To be fair I haven't exactly turned my life around. He was a compulsive gambler so quite different from your husband in that way but very similar in the way he treated me. It's hard to describe really other than he saw me as being on a whole different level far beneath the children. I remember one incident when I had the very worst flu and was in bed feeling horrendous. He had gone off to work and popped home during the day as he'd forgotten something. I heard him come in and honestly expected him to come upstairs to see if I needed anything, but no. He just picked up what he needed and left. I didn't leave, I threw him out last summer. Even then though I gave him another chance but by January I'd seen the light and told him it was final, and it is.

You say no one in the world will love your children the way he does, but what about loving you. One day your children will be gone and then what?

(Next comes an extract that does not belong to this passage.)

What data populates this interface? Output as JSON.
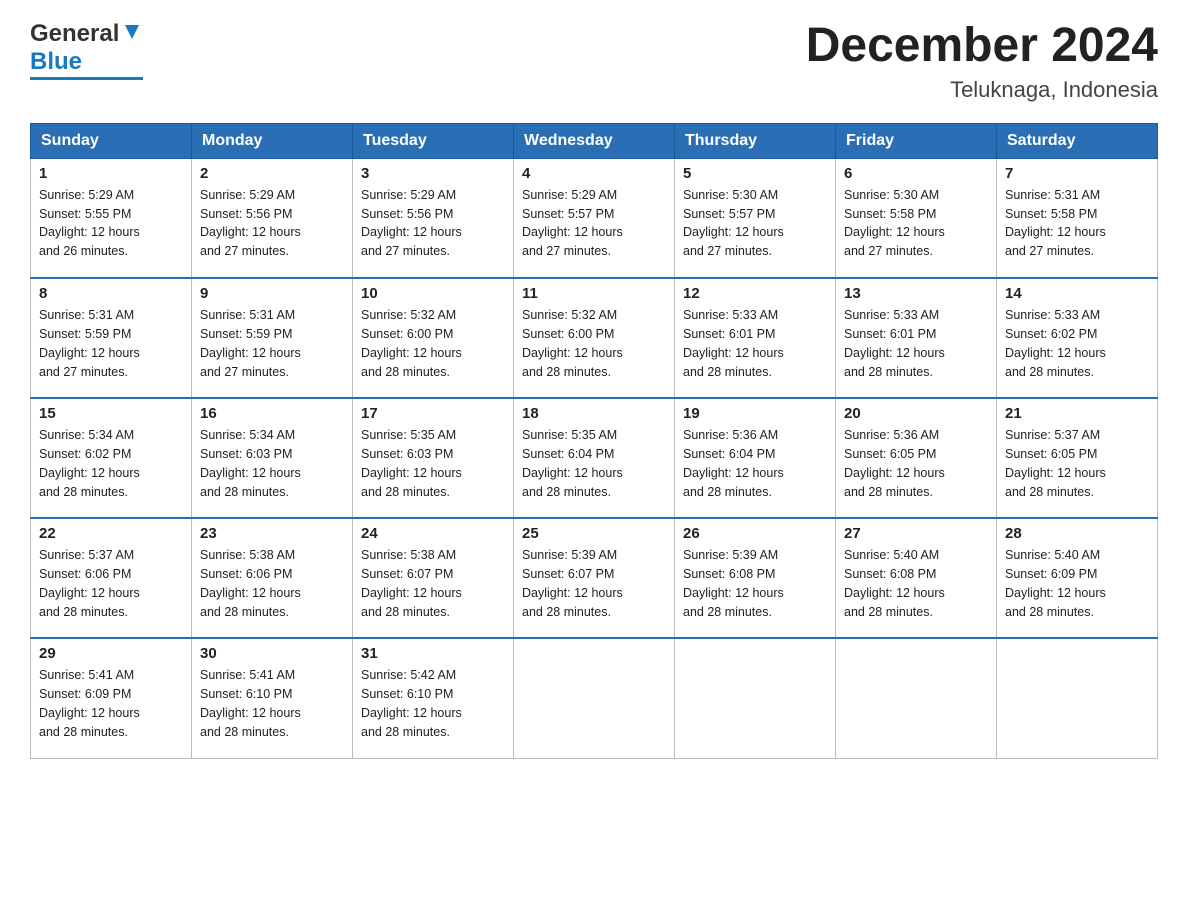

Sometimeitrains · 14/03/2018 05:52

Hope you are doing bettet op. Noticed yhat you answered some ofy questions so a few comments.
Instead of selling the house could he not offer you a financial settlement where he pays you your percentage of the estimated value and keeps it. Then you wouldnt have "kicked him out the house."
However I think its a huge assumption that people would think that way equally people could think if he kept the house"what does a single man want with it why would he put his kids on the street"
Nevertheless please dont make decisiobs based on what people will think. One day those same people wont think about you at all because they are busy living their lives while you are misserable because of worry.

"He plays with the kids"
Is that all being a parent is?? If he had them on his own for a week are you confident he wpuld cope? That aside its good that they are his priority but you need to be too that eas part of the commitment mad

Sometimeitrains · 14/03/2018 06:03

Sorry pressed post in error. Should read commitment made on your wedding day. If his efforts are all around what he sees as important without taking your needs into consideration then he isnt staying true to that commitment. There needs to be balance.
Perhaps counselling will help you both find that or be a bit of a reminder.